Brian’s Reflection: Saturday, August 25, 2007


My major regret in life is that my childhood was unnecessarily lonely.

- Truman Capote, who died on this day, 1984

Truman’s loneliness was, I think, always reflected in his face. Certainly in his behaviour. Certainly in his self-destructive tendencies. I wonder what he meant by “unnecessarily”? Did he think that he should have behaved in a different way. That he could have done something about it? No, something tells me that he was making a profound comment on how people who are “different” are rejected and abused by others. I had a rather lonely childhood. It was easier just to avoid the people who taunted me. As I got older, I learned to appreciate my loneliness. And, perhaps more importantly, I learned to find the people who were either like me or nonjudgmental. At that point, I was away to the races. Happily, I wasn’t too seriously affected by those few lonely years. Many people are, often driven to suicide.

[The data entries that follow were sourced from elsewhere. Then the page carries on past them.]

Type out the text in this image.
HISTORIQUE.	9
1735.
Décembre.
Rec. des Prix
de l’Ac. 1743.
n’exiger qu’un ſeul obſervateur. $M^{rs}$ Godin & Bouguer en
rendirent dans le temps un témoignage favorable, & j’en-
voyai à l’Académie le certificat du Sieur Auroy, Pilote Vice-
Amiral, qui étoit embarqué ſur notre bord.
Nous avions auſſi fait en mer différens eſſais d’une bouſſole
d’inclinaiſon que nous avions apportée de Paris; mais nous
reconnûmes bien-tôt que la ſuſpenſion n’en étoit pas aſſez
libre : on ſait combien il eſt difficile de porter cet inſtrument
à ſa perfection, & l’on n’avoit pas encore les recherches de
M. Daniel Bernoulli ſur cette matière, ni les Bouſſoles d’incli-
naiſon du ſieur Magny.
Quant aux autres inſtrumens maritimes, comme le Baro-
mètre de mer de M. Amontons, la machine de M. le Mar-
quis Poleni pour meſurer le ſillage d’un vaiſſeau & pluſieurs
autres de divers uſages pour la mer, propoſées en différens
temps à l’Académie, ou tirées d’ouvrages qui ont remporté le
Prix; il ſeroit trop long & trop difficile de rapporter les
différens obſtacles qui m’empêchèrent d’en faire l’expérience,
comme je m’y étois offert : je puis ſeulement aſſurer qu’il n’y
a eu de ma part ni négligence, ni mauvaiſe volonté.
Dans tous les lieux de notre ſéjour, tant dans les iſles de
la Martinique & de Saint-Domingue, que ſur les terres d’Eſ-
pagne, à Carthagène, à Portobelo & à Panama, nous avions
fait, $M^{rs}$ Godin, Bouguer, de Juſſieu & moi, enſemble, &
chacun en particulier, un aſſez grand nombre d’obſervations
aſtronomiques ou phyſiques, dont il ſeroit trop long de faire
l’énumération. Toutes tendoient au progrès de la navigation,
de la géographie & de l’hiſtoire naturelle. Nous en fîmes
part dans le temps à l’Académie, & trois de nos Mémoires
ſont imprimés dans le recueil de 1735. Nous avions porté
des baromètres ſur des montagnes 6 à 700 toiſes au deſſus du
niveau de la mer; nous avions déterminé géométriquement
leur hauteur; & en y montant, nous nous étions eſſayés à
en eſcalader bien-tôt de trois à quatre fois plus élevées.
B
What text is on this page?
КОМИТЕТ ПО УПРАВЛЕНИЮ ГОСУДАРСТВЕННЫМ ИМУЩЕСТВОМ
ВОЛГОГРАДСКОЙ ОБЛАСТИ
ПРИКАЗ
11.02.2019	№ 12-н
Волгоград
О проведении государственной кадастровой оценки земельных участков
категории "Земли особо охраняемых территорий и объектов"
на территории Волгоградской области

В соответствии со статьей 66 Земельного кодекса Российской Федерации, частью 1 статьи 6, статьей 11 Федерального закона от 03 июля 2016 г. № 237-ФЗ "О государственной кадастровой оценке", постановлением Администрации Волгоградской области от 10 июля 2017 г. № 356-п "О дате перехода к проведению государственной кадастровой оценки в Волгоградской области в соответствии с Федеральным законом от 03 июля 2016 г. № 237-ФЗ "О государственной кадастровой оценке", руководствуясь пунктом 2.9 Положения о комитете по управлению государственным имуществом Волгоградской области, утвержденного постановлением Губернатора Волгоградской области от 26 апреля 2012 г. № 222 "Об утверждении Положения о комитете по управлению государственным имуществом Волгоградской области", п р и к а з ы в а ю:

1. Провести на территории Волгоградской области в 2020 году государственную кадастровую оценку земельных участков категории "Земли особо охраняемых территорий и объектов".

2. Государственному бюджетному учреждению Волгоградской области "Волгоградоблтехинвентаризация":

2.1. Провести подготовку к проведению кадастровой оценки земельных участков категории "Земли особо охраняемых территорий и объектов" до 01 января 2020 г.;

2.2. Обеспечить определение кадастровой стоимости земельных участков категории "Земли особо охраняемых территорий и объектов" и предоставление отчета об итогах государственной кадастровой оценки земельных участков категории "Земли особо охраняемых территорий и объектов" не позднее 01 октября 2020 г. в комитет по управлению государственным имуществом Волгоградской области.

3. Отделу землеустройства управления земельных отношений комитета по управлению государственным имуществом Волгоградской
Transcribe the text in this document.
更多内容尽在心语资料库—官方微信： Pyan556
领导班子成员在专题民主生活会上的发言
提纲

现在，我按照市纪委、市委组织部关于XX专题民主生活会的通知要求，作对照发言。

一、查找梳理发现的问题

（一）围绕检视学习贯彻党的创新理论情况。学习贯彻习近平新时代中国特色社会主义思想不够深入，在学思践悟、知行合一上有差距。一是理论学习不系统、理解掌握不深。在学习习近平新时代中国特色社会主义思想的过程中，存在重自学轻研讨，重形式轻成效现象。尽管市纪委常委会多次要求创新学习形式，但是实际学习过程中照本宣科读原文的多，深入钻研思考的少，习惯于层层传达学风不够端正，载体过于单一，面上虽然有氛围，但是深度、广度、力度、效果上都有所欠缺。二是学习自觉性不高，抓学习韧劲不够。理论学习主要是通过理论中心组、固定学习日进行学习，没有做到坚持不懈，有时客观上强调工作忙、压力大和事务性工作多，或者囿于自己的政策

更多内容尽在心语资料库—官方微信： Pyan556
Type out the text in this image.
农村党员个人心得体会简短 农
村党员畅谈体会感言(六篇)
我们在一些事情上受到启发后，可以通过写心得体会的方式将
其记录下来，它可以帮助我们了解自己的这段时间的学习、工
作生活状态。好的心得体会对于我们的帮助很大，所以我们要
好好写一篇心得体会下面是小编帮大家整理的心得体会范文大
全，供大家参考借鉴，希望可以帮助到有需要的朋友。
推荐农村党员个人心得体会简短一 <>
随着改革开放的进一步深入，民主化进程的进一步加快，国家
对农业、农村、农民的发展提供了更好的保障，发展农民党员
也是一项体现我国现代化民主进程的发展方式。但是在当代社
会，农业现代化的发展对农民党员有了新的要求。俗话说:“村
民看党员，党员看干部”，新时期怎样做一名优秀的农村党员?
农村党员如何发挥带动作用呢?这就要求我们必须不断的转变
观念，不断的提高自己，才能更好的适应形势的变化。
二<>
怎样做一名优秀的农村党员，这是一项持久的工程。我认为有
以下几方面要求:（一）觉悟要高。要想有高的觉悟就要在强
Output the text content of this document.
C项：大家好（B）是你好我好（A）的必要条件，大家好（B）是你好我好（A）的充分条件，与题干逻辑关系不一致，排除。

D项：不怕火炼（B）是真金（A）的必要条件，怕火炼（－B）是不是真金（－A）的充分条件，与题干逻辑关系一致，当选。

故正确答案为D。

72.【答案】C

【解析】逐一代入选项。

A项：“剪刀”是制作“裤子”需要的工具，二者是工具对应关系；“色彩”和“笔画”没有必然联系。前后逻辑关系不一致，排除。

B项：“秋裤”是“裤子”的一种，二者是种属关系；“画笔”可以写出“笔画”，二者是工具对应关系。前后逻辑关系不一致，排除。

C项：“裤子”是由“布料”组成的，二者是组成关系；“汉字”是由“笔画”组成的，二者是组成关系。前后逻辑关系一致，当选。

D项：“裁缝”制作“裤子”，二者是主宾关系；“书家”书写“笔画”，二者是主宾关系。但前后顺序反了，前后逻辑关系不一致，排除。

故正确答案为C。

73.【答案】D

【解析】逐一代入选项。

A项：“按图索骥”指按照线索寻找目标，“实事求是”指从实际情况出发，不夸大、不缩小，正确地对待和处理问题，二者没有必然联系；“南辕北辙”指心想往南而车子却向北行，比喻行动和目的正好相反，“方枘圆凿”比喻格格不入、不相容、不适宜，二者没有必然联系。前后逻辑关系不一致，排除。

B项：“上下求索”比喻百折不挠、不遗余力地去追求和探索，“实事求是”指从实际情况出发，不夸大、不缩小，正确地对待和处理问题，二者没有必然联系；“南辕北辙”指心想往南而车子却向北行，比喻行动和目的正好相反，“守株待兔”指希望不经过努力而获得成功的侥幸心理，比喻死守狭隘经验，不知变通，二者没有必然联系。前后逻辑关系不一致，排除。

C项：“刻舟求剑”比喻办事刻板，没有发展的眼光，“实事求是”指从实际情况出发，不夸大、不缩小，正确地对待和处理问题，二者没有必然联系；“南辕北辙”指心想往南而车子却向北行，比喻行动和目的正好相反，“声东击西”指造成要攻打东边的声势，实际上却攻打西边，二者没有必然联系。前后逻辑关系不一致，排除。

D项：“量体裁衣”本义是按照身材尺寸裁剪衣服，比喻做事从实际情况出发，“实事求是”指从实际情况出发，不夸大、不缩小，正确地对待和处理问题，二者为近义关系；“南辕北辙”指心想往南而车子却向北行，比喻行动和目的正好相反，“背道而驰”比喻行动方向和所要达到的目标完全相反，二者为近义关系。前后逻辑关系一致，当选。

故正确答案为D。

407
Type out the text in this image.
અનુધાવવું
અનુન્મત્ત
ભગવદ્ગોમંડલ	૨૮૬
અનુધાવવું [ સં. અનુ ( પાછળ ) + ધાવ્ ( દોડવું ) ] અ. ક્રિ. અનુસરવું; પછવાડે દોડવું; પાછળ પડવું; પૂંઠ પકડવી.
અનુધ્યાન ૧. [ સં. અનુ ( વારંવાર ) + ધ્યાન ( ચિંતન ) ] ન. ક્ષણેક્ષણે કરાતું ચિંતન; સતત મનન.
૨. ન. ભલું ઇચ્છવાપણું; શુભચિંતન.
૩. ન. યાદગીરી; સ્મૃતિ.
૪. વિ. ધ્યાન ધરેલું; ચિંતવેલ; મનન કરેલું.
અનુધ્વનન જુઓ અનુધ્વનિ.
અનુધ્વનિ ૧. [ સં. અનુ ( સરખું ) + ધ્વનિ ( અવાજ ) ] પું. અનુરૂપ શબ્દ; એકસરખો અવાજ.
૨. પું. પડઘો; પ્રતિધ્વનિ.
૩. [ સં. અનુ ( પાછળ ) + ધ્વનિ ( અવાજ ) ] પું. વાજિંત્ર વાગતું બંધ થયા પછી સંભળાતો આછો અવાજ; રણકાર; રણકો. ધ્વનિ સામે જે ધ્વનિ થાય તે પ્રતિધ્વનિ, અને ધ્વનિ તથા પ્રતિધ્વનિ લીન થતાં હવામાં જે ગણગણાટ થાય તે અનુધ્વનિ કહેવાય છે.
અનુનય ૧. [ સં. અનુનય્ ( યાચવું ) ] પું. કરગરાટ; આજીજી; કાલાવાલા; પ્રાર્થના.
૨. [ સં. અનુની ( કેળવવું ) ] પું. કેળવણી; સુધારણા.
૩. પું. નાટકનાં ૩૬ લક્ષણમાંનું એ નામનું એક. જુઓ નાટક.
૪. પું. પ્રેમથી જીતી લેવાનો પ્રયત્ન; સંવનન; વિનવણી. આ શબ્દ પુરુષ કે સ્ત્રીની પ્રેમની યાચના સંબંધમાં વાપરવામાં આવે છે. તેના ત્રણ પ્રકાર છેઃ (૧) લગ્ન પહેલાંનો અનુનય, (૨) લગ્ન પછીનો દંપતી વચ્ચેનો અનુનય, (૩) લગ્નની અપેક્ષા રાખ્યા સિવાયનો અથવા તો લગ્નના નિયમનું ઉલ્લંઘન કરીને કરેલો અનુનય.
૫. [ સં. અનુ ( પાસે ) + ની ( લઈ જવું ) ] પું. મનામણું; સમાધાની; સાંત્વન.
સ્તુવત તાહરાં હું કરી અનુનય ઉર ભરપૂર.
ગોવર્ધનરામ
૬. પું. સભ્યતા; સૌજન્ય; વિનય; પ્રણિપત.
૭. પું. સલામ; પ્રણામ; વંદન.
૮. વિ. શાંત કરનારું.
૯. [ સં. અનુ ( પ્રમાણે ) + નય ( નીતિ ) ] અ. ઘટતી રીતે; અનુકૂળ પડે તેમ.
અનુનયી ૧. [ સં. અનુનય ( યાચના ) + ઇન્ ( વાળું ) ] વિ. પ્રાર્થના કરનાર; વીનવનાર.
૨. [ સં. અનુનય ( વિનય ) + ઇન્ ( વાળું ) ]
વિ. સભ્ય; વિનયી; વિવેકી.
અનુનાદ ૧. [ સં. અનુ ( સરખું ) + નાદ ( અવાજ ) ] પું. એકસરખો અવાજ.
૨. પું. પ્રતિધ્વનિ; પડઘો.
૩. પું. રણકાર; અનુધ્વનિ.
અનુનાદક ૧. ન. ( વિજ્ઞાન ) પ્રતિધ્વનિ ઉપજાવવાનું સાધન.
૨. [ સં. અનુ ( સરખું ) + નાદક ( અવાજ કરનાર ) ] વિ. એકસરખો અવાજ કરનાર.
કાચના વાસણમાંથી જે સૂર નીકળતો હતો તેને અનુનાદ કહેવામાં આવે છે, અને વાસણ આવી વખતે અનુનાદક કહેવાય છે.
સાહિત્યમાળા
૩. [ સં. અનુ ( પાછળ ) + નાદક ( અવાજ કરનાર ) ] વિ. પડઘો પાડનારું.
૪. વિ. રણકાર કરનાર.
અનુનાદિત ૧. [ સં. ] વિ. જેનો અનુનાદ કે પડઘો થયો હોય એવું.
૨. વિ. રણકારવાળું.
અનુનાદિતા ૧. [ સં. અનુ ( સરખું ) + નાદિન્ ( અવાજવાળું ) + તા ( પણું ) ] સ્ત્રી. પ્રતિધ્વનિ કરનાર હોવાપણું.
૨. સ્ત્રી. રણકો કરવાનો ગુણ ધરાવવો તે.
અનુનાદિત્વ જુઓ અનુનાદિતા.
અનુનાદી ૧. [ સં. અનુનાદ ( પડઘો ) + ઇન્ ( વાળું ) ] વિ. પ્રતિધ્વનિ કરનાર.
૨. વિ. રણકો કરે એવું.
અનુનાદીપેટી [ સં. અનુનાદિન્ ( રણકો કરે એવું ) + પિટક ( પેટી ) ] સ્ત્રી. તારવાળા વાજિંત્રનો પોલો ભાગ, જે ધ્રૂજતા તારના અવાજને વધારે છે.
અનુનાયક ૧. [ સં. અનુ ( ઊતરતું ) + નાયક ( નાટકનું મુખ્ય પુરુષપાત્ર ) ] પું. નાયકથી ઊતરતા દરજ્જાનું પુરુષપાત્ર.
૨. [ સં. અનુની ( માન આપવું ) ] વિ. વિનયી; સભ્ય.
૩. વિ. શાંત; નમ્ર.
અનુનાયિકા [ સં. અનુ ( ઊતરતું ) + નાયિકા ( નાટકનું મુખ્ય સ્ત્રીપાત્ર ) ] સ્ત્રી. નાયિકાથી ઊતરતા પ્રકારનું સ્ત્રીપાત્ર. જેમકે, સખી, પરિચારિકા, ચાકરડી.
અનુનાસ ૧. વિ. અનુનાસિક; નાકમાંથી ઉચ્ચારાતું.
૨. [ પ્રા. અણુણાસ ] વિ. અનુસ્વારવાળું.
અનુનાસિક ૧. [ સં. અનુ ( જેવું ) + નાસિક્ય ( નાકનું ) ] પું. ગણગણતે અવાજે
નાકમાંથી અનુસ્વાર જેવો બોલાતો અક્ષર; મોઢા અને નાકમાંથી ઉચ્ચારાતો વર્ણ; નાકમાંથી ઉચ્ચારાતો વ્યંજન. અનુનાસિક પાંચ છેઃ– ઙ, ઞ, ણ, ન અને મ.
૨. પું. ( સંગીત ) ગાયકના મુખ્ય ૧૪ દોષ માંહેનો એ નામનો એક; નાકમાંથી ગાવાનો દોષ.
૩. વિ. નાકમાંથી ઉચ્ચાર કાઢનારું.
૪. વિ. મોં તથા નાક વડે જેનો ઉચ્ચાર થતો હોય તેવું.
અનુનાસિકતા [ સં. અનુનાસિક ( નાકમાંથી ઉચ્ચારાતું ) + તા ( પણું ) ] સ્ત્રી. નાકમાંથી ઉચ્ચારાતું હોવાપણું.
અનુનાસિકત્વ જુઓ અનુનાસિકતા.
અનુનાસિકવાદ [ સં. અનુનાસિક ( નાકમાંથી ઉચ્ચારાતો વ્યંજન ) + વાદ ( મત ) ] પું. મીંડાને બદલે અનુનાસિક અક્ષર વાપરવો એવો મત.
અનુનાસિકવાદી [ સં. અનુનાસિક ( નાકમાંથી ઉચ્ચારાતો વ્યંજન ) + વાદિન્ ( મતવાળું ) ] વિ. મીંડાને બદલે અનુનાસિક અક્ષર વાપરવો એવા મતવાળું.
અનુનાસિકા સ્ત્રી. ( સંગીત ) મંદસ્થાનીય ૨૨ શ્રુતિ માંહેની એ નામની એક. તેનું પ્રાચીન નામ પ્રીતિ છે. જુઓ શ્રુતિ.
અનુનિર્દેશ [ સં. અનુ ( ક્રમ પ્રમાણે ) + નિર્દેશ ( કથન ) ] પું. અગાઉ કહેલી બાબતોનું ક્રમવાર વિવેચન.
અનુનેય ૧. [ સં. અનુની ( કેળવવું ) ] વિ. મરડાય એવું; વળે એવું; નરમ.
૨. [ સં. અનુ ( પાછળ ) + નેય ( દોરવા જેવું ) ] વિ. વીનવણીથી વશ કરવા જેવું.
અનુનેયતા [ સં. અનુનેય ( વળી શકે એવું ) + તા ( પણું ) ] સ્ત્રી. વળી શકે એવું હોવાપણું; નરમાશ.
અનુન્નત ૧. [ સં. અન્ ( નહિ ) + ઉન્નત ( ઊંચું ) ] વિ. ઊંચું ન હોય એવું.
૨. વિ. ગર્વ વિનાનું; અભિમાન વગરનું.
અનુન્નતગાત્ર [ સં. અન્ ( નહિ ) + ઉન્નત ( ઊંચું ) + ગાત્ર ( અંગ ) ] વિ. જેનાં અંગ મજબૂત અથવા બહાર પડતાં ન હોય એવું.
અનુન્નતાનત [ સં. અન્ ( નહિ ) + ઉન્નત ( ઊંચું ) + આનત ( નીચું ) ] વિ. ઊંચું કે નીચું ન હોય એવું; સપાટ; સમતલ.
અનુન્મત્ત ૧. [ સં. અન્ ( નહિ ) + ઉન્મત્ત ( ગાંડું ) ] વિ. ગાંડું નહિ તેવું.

Did human beings, out of the depths of their existential loneliness, invent a God of unconditional Love in order to survive childhood and to help us humans to live adulthood? If we did, how sensible. Especially if it meant having to reject the meanness and nastiness often associated with Deities. Human beings can be so dreadfully mean to each other. It is comforting, no, more - it is essential that we know or believe that each of us is essentially OK in our intrinsic humanity. That despite the mean things said about or done to us by other fearful, insecure people, that we are unconditionally loved by the Creator, or the Life-Force, or the Ground of Being, or whatever sustains Life.

Behind Truman’s word “unnecessarily”, I hear a sad, simple plea for us to treat each other with understanding, respect, compassion, care. That’s all. Basically, that’s all that “true” religion and faith are all about. It does more than anything else to make Life worth living for us all.